Die Bewilligung von Alg II war von Anfang an rechtswidrig erfolgt. Denn die Klägerin war wegen des Bezugs einer russischen Altersarbeitsrente nach § 7 Abs 4 SGB II von Leistungen nach dem SGB II ausgeschlossen. Die ihr gewährte Rente ist nach den den Senat bindenden tatsächlichen Feststellungen des LSG zum ausländischen Recht einer deutschen Altersrente vergleichbar. Die nur geringe Rentenhöhe hindert nicht die Annahme einer Vergleichbarkeit mit einer deutschen Altersrente. Bei der erforderlichen rechtsvergleichenden Betrachtung kommt es nicht auf die konkrete Rentenhöhe, sondern auf die Übereinstimmung abstrakter, das jeweilige System kennzeichnender Kriterien an. Ist nach diesen Maßstäben von einer Vergleichbarkeit der von der Klägerin bezogenen Rente mit einer Altersrente aus dem deutschen Rentenversicherungssystem auszugehen, greift auch die dem Leistungsausschluss des § 7 Abs 4 SGB II zugrundeliegende typisierende Annahme eines Abschlusses des Erwerbslebens und daran normativ anknüpfend grundsätzlich die Zuordnung der Klägerin zum existenzsichernden System des SGB XII.
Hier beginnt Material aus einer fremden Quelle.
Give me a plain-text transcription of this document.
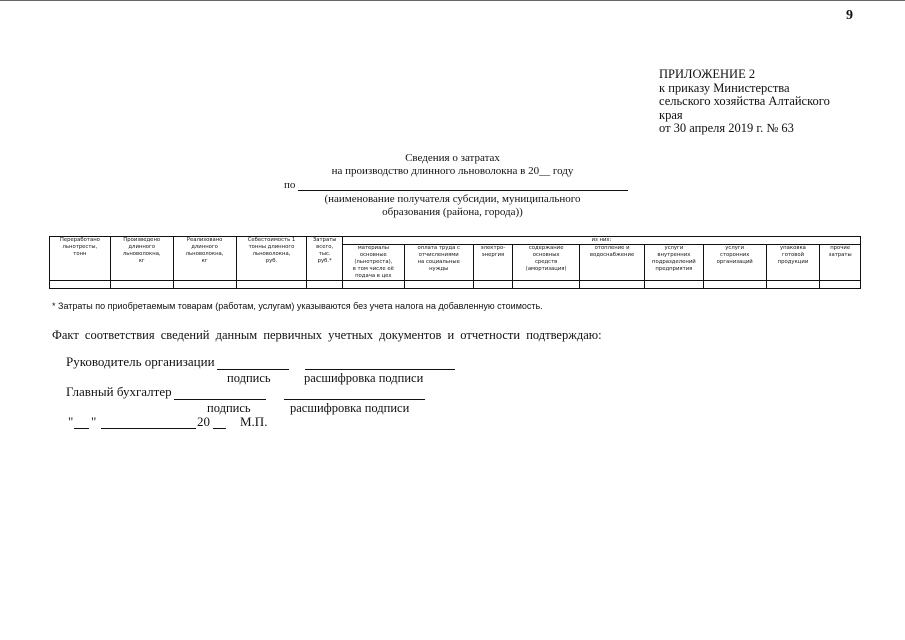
9
ПРИЛОЖЕНИЕ 2
к приказу Министерства
сельского хозяйства Алтайского
края
от 30 апреля 2019 г. № 63
Сведения о затратах
на производство длинного льноволокна в 20__ году
по
(наименование получателя субсидии, муниципального
образования (района, города))
Переработано
льнотресты,
тонн	Произведено
длинного
льноволокна,
кг	Реализовано
длинного
льноволокна,
кг	Себестоимость 1
тонны длинного
льноволокна,
руб.	Затраты
всего,
тыс.
руб.*	из них:								

					материалы
основные
(льнотреста),
в том числе её
подача в цех	оплата труда с
отчислениями
на социальные
нужды	электро-
энергия	содержание
основных
средств
(амортизация)	отопление и
водоснабжение	услуги
внутренних
подразделений
предприятия	услуги
сторонних
организаций	упаковка
готовой
продукции	прочие
затраты

* Затраты по приобретаемым товарам (работам, услугам) указываются без учета налога на добавленную стоимость.
Факт соответствия сведений данным первичных учетных документов и отчетности подтверждаю:
Руководитель организации
подпись	расшифровка подписи
Главный бухгалтер
подпись	расшифровка подписи
" "	20 М.П.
Schutzwürdiges Vertrauen der Klägerin stand der Aufhebung der Leistungsbewilligungen nicht entgegen. Diese beruhten nach den revisionsgerichtlich nur eingeschränkt überprüfbaren Feststellungen des LSG auf Angaben, die die Klägerin grob fahrlässig unrichtig bzw unvollständig gemacht hat. Durchgreifende Revisionsrügen sind insoweit nicht erhoben worden. Die Klägerin hat in keinem der Anträge auf Bewilligung von Alg II den Bezug der Altersrente angegeben. Schlechte deutsche Sprachkenntnisse hindern den Vorwurf der groben Fahrlässigkeit ebenso wenig wie die Angabe einer Rente in der Devisenerklärung bei der Einreise in die Bundesrepublik im Jahr 2004.
Schließlich steht der Rücknahme der Bewilligungsbescheide und der Erstattung auf Grundlage des § 50 SGB X auch nicht die Erfüllungsfiktion des § 107 Abs 1 SGB X entgegen. Danach gilt der Anspruch des Berechtigten gegen den zur Leistung verpflichteten Leistungsträger als erfüllt, soweit ein Erstattungsanspruch besteht. Träte die Erfüllungsfiktion ein, würde sie der Klägerin einen Rechtsgrund für das Behaltendürfen des Alg II verleihen und damit die Rücknahme der Leistungsbewilligung durch das Jobcenter und den Erstattungsanspruch insoweit ausschließen. Dem hier allein denkbaren Erstattungsanspruch des Jobcenters gegen den beigeladenen Sozialhilfeträger nach § 105 SGB X (Anspruch des unzuständigen Leistungsträgers) steht allerdings § 105 Abs 3 SGB X entgegen. Danach gilt § 105 Abs 1 SGB X ua gegenüber Trägern der Sozialhilfe nur von dem Zeitpunkt an, von dem ihnen bekannt war, dass die Voraussetzungen für ihre Leistungspflicht vorlagen. An der erforderlichen positiven Kenntnis der Leistungspflicht des Beigeladenen während des streitbefangenen Zeitraums fehlt es aber bereits deshalb, weil die Klägerin auch im Jahr 2004 gegenüber dem Sozialhilfeträger nicht den laufenden Bezug einer (Alters-)Rente angegeben hatte, die für ihre Zuordnung zum System des SGB XII (und nicht des SGB II) maßgeblich war.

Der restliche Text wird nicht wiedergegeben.